The point of icons is to help you find something in a series. In some cases they are devastatingly powerful. For instance, photographic thumbnails: unless the reduction process destroys the icon's readability totally, they are pretty easy to identify. However, in other cases they are not so great; the Firefox dev team in a recent development contest admitted that seeing iconic representatives of a bunch of pages in wikipedia is not very useful -- they all pretty much look the same at the thumbnail scale. So an iconic view of a Wikipedia page might be useful in contrast to say, a C-Net page, but not so great to aide in internal discrimination within a set of Wikipedia pages.

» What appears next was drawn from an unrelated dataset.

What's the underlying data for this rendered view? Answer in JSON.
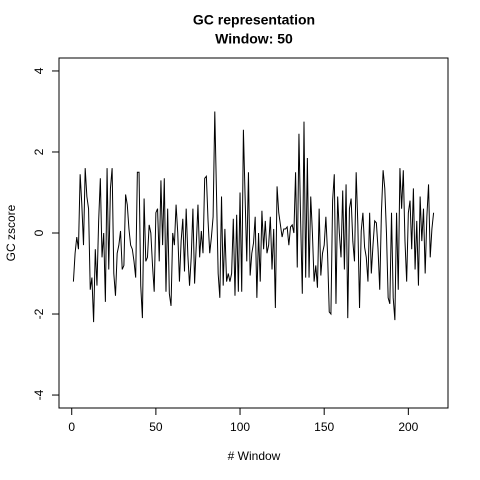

On the other hand, a series of favicons (such as appears on firefox tabs) are fairly functional.
For instance the latest Micorosoft Word is thoroughly iconed -- and frankly a little confusing. It doesn't help that the context menu that switches the toolbar is a huge Frazette Postulate violation. Compare this to the pages toolbar: iconic? yes - but the icons are a linear hang for clear labels, and the more standard "old Microsoft" controls are ever present.
The Last Word. Microsoft has been taken over by evil baboons: send help!
Apple iWork Pages

In short: before, doing and after the introduction of icons to a system, be honest as to whether the icons or their labels are doing the heavy lifting. If the Icons are not communicating identity and are not clear and useful, consider reverting to an un-iconed interface. Especially in the case of very small icons, they are often more intrusive than they are communicative.